HONG KONG/SINGAPORE (BLOOMBERG) - Hong Kong and Singapore, which have vied for supremacy as financial technology hubs over the past couple of years, have now decided to join forces.
The cities' central banks have signed a fintech cooperation agreement that will foster collaboration on business referrals, joint innovation projects, information sharing and the exchange of expertise, Norman Chan, chief executive of the Hong Kong Monetary Authority said on Wednesday (Oct 25). The first joint project will be on trade finance, Chan said in a speech to open the HKMA Fintech Day.
In a media release in Singapore, Mr Ravi Menon, managing director of the Monetary Authority of Singapore (MAS): "This is one of our more significant fintech co-operation agreements, given the extensive financial and trade linkages between Singapore and Hong Kong. We are especially pleased that we have a live project to enhance the trade finance corridor between the two financial centres."

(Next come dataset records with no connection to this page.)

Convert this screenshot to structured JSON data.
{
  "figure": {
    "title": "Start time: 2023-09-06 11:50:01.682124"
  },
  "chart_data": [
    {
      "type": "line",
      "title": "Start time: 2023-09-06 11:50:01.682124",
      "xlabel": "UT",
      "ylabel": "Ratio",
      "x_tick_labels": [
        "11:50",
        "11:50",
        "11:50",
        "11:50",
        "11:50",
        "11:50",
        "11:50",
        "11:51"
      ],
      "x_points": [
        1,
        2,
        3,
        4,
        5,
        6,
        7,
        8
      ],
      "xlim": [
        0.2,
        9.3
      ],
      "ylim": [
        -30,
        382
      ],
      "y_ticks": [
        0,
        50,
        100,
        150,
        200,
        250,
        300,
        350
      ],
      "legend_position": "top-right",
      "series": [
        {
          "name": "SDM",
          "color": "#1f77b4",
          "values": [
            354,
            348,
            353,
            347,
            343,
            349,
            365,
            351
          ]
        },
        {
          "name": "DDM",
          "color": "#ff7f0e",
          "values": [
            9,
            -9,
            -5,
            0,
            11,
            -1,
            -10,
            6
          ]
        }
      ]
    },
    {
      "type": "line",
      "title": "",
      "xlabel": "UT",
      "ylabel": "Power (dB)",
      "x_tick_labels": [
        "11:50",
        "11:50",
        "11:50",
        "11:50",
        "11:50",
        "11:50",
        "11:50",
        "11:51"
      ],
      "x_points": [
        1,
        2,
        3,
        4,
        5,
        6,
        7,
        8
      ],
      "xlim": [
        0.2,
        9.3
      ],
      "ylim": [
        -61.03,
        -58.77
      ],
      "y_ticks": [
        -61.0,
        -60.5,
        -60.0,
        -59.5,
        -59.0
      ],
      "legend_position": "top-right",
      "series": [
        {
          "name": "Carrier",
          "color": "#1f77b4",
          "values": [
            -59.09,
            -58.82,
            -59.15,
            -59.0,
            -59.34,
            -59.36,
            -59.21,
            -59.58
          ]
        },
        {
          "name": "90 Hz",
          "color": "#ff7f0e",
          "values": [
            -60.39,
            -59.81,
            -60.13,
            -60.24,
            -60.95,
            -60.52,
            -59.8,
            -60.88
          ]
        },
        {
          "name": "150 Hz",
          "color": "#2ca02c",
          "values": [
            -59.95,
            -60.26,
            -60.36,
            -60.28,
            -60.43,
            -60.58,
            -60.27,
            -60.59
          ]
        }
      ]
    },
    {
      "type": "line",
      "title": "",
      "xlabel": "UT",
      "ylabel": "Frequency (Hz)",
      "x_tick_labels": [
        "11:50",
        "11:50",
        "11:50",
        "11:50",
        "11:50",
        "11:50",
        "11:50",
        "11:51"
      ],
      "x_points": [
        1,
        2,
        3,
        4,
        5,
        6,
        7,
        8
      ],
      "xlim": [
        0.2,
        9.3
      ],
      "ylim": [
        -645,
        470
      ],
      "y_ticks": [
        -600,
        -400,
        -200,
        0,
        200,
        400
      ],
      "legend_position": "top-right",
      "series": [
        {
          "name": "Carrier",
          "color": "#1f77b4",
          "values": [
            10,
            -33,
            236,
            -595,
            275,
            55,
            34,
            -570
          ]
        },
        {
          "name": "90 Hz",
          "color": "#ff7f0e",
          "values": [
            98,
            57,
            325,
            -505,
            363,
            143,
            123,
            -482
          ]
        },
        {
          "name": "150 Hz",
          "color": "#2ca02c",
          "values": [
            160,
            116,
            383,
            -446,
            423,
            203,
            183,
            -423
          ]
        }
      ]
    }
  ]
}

Financial technology has added a new dimension to the decades-old tussle between Singapore and Hong Kong for the position as Asia's premier financial centre, with both cities throwing hundreds of millions of dollars to help fund start-ups and build ecosystems conducive to innovation.
"Traditionally as a financial centre, there's that comparison between Singapore and Hong Kong," Roy Teo, head of MAS' financial centre development department, said in a panel discussion at the event. "But when it comes to fintech, this is where we recognise that there's a lot of need for collaboration between the regulators."
The HKMA event is part of the Hong Kong Fintech Week, which organisers say is expected to attract more than 3,000 executives. Singapore holds its fintech festival on Nov 13-17. Last year, both cities held similar conferences within a week of each other.
Chan said the regulators were in talks on cross-border infrastructure to connect the Hong Kong Trade Finance Platform with a similar structure in Singapore. Seven banks in Hong Kong have signed on to the HKTFP - an HKMA-led initiative based on distributed-ledger technology - to digitise and share trade documents, automate processes and reduce risks and fraud, Chan said. He did not name the banks.
"Technology is a game changer for the future of banking and payment services," Chan said. "It will differentiate winners from losers."
Fintech investments in Asia are poised to set a fresh record this year, according to a CB Insights report released this month. Venture capital-backed start-ups raised more than US$5 billion (S$6.8 billion) in 2017 through September, closing in on last year's US$6.3 billion, data from the research firm show.
Hong Kong chief executive Carrie Lam pledged several initiatives to boost the city's innovation and technology sector in her policy address this month, including HK$2 billion (S$349.2 million) to co-invest with venture capital funds in local technology start-ups.
Chan also unveiled fintech initiatives with the Office of Financial Development Service of Shenzhen in southern China, including a talent development programme and a HK$7-million award for the development of "outstanding fintech products and solutions" for financial institutions in both cities.